Jepang telah menerima pesanan MRT (kereta bawah tanah Jakarta), dan dua pertiga dari bagian yang direncanakan sudah beroperasi. Hampir tidak ada orang Jepang di lokasi konstruksi, jadi mereka mempekerjakan orang Indonesia dan memberi mereka pengetahuan mulai dari konstruksi hingga pengoperasian. Tidak ada masalah sama sekali, kecuali keterlambatan pembayaran. Tidak ada orang Jepang yang difoto di media. Seolah-olah itu diselesaikan oleh orang Indonesia sendiri. Seolah-olah tujuannya untuk memberi kesan bahwa tidak ada bantuan teknis dari Jepang.
Situasi sebenarnya adalah Jepang mengajarkan teknologi, tetapi di China, orang China bertanggung jawab atas pekerjaan di tempat, dan orang Indonesia hanyalah asisten. Tanpa mengetahui situasi sebenarnya di masyarakat Indonesia, hanya laporan dan komentar tentang hiiki Cina yang diberitakan.

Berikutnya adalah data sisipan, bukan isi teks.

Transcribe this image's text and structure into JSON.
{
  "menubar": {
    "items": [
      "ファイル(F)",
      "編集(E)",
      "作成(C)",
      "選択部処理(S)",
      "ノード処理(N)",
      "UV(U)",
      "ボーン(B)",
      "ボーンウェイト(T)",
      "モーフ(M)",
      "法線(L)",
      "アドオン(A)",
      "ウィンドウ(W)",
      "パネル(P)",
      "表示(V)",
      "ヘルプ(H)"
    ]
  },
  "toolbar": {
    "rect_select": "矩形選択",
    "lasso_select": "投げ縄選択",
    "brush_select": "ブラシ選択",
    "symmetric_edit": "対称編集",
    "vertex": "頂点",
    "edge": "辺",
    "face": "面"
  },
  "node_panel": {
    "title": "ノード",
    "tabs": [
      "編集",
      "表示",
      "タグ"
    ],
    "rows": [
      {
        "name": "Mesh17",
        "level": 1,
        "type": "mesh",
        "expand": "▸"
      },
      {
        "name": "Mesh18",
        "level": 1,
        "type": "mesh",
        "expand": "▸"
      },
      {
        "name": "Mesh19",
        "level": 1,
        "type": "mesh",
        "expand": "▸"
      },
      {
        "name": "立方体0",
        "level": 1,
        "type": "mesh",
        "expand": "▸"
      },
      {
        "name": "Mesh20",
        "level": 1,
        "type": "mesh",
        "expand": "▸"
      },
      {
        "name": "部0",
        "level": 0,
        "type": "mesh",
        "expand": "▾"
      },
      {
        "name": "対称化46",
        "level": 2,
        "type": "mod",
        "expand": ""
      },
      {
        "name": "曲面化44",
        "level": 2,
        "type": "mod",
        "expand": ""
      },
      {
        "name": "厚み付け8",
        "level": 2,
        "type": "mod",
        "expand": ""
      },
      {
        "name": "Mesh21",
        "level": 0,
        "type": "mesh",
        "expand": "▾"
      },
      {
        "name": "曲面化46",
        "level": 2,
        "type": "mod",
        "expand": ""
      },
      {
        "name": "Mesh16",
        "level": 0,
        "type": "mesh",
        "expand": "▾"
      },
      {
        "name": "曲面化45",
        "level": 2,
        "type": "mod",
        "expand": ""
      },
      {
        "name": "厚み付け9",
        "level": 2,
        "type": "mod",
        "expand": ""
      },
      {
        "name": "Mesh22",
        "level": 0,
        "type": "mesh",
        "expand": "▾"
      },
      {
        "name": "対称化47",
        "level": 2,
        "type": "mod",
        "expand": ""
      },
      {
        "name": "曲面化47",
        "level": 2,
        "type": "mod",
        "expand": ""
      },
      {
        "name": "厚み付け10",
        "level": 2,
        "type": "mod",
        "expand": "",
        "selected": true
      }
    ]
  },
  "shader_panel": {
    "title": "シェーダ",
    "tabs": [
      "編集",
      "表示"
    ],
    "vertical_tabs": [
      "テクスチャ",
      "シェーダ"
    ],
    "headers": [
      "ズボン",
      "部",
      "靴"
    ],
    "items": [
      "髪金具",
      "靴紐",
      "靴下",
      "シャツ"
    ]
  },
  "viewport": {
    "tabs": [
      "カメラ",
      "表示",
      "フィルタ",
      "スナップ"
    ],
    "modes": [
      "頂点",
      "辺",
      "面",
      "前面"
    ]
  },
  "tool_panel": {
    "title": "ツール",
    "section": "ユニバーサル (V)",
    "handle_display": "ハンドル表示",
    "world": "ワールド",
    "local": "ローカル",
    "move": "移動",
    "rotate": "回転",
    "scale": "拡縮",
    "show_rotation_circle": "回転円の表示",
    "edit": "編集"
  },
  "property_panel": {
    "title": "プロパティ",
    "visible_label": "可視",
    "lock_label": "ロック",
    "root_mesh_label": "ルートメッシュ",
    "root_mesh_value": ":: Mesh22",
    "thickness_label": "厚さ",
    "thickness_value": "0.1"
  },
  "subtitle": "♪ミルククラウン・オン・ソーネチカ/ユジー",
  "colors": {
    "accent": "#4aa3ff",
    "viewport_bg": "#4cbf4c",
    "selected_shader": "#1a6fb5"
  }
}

https://www.youtube.com/watch?v=4MYwqLa0v8k
Alasan Sebenarnya Jepang Tidak Kasih ToT Transfer Teknologi Kereta Cepat Jakarta Bandung
Proyek Kereta Cepat Jakarta Bandung terus menuai kritik beberapa hari terakhir. Bahkan, kontroversi proyek ini sudah menyeruak sejak perencanaan di tahun 2015 silam. Seperti diketahui, proyek Kereta Cepat Jakarta Bandung mengalami pembengkakan biaya dan gagal memenuhi target awal penyelesaiannya. Pada awalnya, proyek ini diperhitungkan membutuhkan biaya Rp 86,5 triliun. Kini biaya proyek menjadi Rp 114,24 triliun alias membengkak Rp 27,09 triliun, dana sebesar itu tentu tak sedikit. Target penyelesaian pun molor dari tahun 2019 mundur ke tahun 2022. Agar proyek tidak sampai mangkrak, pemerintah berencana menambal kekurangan dana dengan duit APBN melalui skema penyertaan modal negara (PMN) pada BUMN yang terlibat di proyek tersebut.
China memenangkan persaingan dengan Jepang dalam pembangunan kereta cepat sepanjang 142,3 km tersebut. Saat itu, Jepang mengajukan proposal dengan nilai 6,2 miliar dolar AS, sedangkan China mengajukan 5,5 miliar dollar AS. Jepang menawarkan pinjaman dengan tenor 40 tahun dan bunga 0,1 persen. Sementara China dengan tenor yang sama, menawarkan bunga pinjaman 2 persen. Setidaknya, ada tiga alasan mengapa akhirnya pemerintah Indonesia memilih China ketimbang menggunakan teknologi Jepang yang sudah lebih dulu melakukan studi kelayakan dan menawarkan bunga utang jauh lebih rendah.
- Janji tanpa APBN Pertama, China menang karena menjanjikan proyek tersebut bisa dilakukan murni dengan skema bisnis antar-BUMN kedua negara alias business to business (B to B). Menteri BUMN 2014-2019 Rini Soemarno menyebut pemerintah Indonesia menerima China karena negara itu menawarkan pembangunan proyek tanpa APBN seperser pun. "Begini soal kereta cepat supaya semua jelas. Padahal kan sebetulnya keputusan pemerintah sangat jelas. Nah kalau dilihat dari dua proposal yang diterima, yang memenuhi syarat adalah proposal dari Tiongkok. Karena dari Tiongkok tidak meminta jaminan dari pemerintah. Tidak minta anggaran dari pemerintah dan ini transaksi B to B karena BUMN dengan BUMN," ujar Rini Soemarno kala itu.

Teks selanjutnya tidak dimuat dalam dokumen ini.